After being touched by myself, enter the topic~
In fact, I didn't expect that difficult questions could be written in "Deixue", but it seems that it is not difficult to understand after reading the questions. Although it may be marked as difficult questions, it is actually a medium difficulty level~
So, I did it without looking at any solution to the problem~
The first pass uses a sliding window and uses an array to store the largest value, but only 23 examples pass. One of the reasons is that the array itself is not returned when k==1. After adding, 25 examples pass. Then I tangled at this point for a few hours, without giving up.
The second time I want to use the stack and queue in this section, but I still can't think of how to operate on these two data structures to get the desired result. I struggled for more than an hour and gave up.
For the third time, in order to seek help, I went to see the official problem solution, which was obscure and tangled and gave up half a point.
The fourth time I searched for the unofficial problem solution, I found the problem solution with graphics-assisted comprehension.
After going back to bed for the fifth time, I found the question again to clarify my thoughts and then look at the code and the code in the comment area, but it was still difficult to understand and give up;
The sixth time I came to the teaching and research room in the morning, I found the solution to the problem on the scratch paper again and again, combined the problem to clarify the idea, and tried to write the answer myself, but reported many errors, and the instructor gave up at the meeting;
After the seventh meeting, come back to solve the cause of the error and repeatedly debug on VS finally! pass through!
class Solution {
public:
vector<int> maxSlidingWindow(vector<int>& nums, int k)
{
deque<int>dq;
vector<int>v;
if(k==1)return nums;
for (int left = 0, right = 0; right < nums.size(); right++)
{
if (dq.empty() || dq.back() >= nums[right])
{
dq.push_back(nums[right]);
}
else if ( !dq.empty()&&nums[right] > dq.back() )
{
while (!dq.empty()&&nums[right] > dq.back() )
{
dq.pop_back();
}
dq.push_back(nums[right]);
}
if (right - left == k - 1)
{
v.push_back(dq.front());
continue;
}
else if (right - left == k)
{
left++;
if (dq.front() <= nums[left-1])
{
dq.pop_front();
v.push_back(dq.front());
}
else
{
v.push_back(dq.front());
continue;
}
}
}
return v;
}
};
The result is passed, although there is still room for improvement, it is already the greatest encouragement to me!
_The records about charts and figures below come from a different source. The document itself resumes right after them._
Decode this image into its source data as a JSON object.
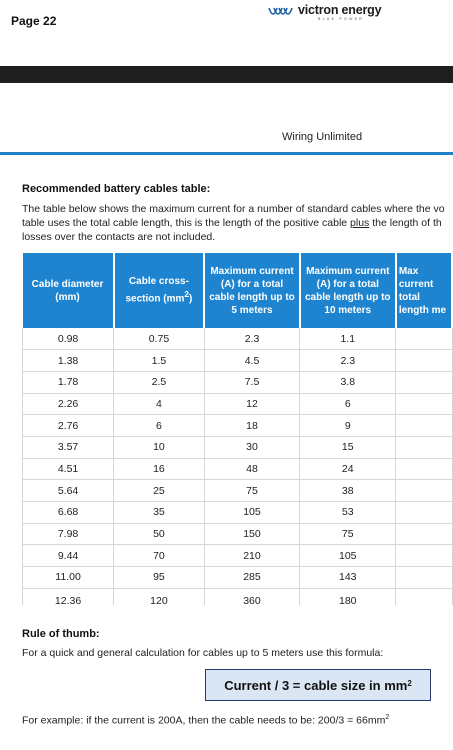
{
  "header": {
    "page_label": "Page 22",
    "brand": "victron energy",
    "brand_tagline": "BLUE POWER"
  },
  "section": {
    "title": "Wiring Unlimited"
  },
  "content": {
    "heading": "Recommended battery cables table:",
    "intro_line1": "The table below shows the maximum current for a number of standard cables where the vo",
    "intro_line2_pre": "table uses the total cable length, this is the length of the positive cable ",
    "intro_line2_underlined": "plus",
    "intro_line2_post": " the length of th",
    "intro_line3": "losses over the contacts are not included."
  },
  "table": {
    "headers": [
      "Cable diameter (mm)",
      "Cable cross-section (mm2)",
      "Maximum current (A) for a total cable length up to 5 meters",
      "Maximum current (A) for a total cable length up to 10 meters",
      "Max current total length me"
    ],
    "header_parts": {
      "col1": "Cable diameter (mm)",
      "col2_pre": "Cable cross-section (mm",
      "col2_sup": "2",
      "col2_post": ")",
      "col3": "Maximum current (A) for a total cable length up to 5 meters",
      "col4": "Maximum current (A) for a total cable length up to 10 meters",
      "col5": "Max current total length me"
    },
    "rows": [
      [
        "0.98",
        "0.75",
        "2.3",
        "1.1",
        ""
      ],
      [
        "1.38",
        "1.5",
        "4.5",
        "2.3",
        ""
      ],
      [
        "1.78",
        "2.5",
        "7.5",
        "3.8",
        ""
      ],
      [
        "2.26",
        "4",
        "12",
        "6",
        ""
      ],
      [
        "2.76",
        "6",
        "18",
        "9",
        ""
      ],
      [
        "3.57",
        "10",
        "30",
        "15",
        ""
      ],
      [
        "4.51",
        "16",
        "48",
        "24",
        ""
      ],
      [
        "5.64",
        "25",
        "75",
        "38",
        ""
      ],
      [
        "6.68",
        "35",
        "105",
        "53",
        ""
      ],
      [
        "7.98",
        "50",
        "150",
        "75",
        ""
      ],
      [
        "9.44",
        "70",
        "210",
        "105",
        ""
      ],
      [
        "11.00",
        "95",
        "285",
        "143",
        ""
      ],
      [
        "12.36",
        "120",
        "360",
        "180",
        ""
      ]
    ]
  },
  "rule": {
    "heading": "Rule of thumb:",
    "text": "For a quick and general calculation for cables up to 5 meters use this formula:",
    "formula_main": "Current / 3 = cable size in mm",
    "formula_sup": "2",
    "example_main": "For example: if the current is 200A, then the cable needs to be:  200/3 = 66mm",
    "example_sup": "2"
  },
  "colors": {
    "accent_blue": "#1f84cf",
    "rule_blue": "#1f7fc4",
    "dark_bar": "#1f1f1f",
    "formula_bg": "#dbe6f4"
  }
}
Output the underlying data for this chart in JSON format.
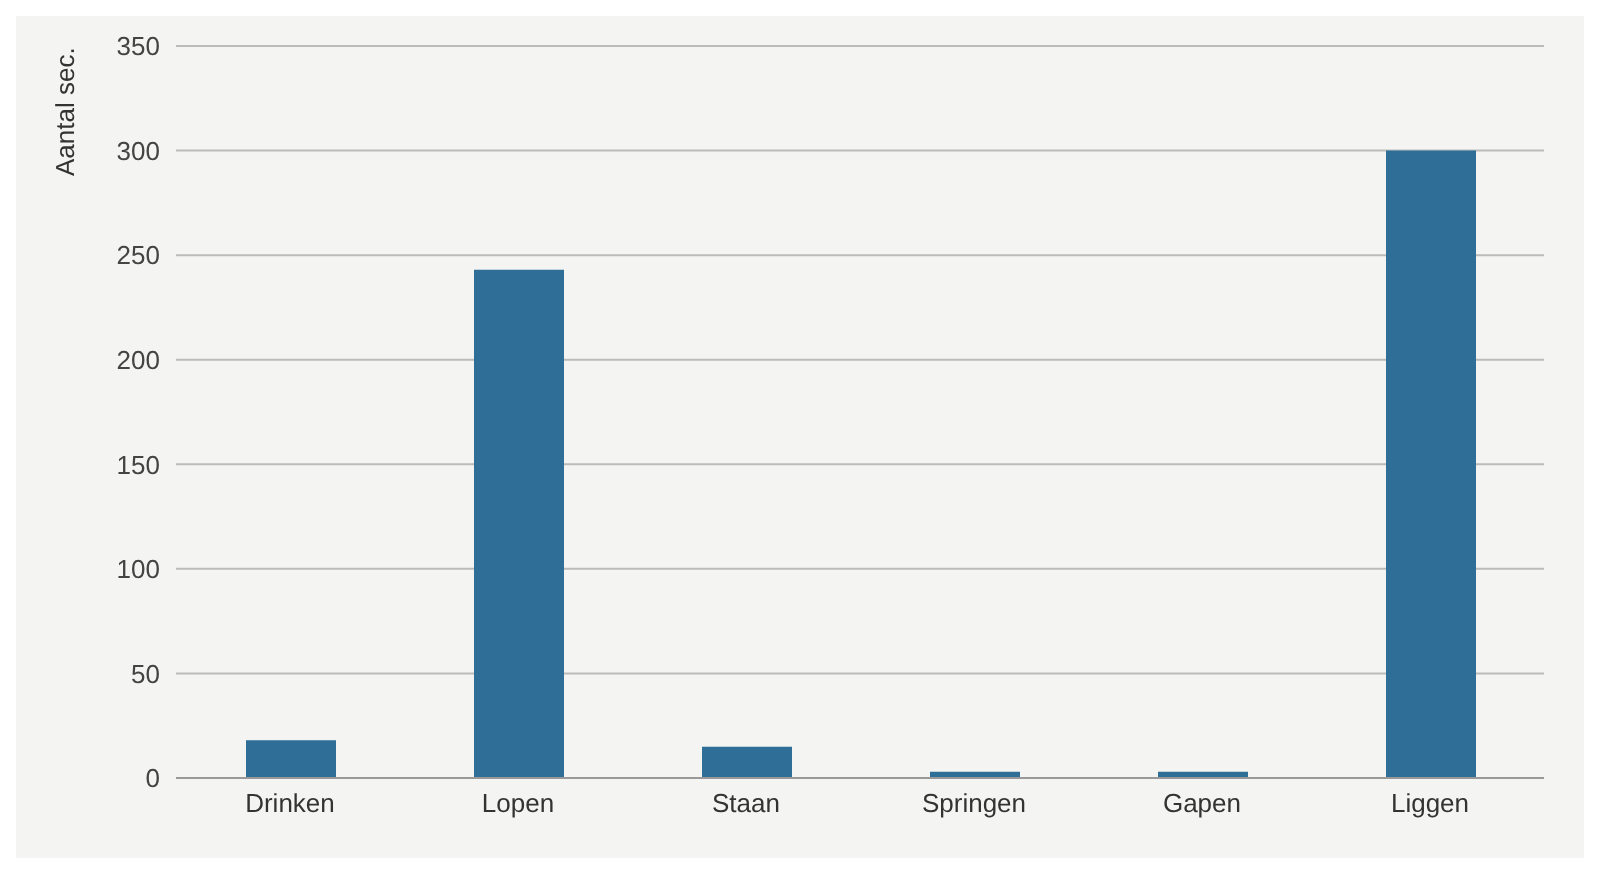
{
  "chart_data": {
    "type": "bar",
    "ylabel": "Aantal sec.",
    "categories": [
      "Drinken",
      "Lopen",
      "Staan",
      "Springen",
      "Gapen",
      "Liggen"
    ],
    "values": [
      18,
      243,
      15,
      3,
      3,
      300
    ],
    "color": "#2f6e96",
    "ylim": [
      0,
      350
    ],
    "yticks": [
      0,
      50,
      100,
      150,
      200,
      250,
      300,
      350
    ],
    "grid": "y",
    "legend": false
  }
}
Now to summarize the code:
1. The sliding window idea must be selected, and it has been clearly stated in the title;
2. Why choose double-ended queue deque: because the following steps are required in the operation
- Tail storage data: queue, array, stack, double-ended queue, linked list, etc.;
- Head delete data: queue, stack, double-ended, linked list;
- Tail delete data: double-ended
Therefore, the only eligible option is to choose double-ended
3. How to ensure that front() is always the largest:
The idea of monotonic queue is adopted, that is, the elements in the array are compared with the back() of the queue. If the back() is small, the value at the tail will not be the next largest number, and it will be deleted from the tail. If back() greater/equal, the trailing value may be the next largest number, inserting the end of the array element. In this case, monotonicity is guaranteed.
4. How to ensure the window size and pop-up numbers:
When the window size is k, the front() number pops up; when the window is larger than three, the left pointer moves to the right, ensuring that the window is always k.
- When the subscript of the front() element is on the left or equal to the left, the window no longer contains the front() element, the front() is deleted from the head, and the current front() is popped up;
- When the subscript of the front() element is on the right or equal to the left, the front() will pop up directly.
When the actual code is running, the front() subscript cannot be determined, but the maximum value is definitely close to the window boundary value, so just judge front() and nums[left-1].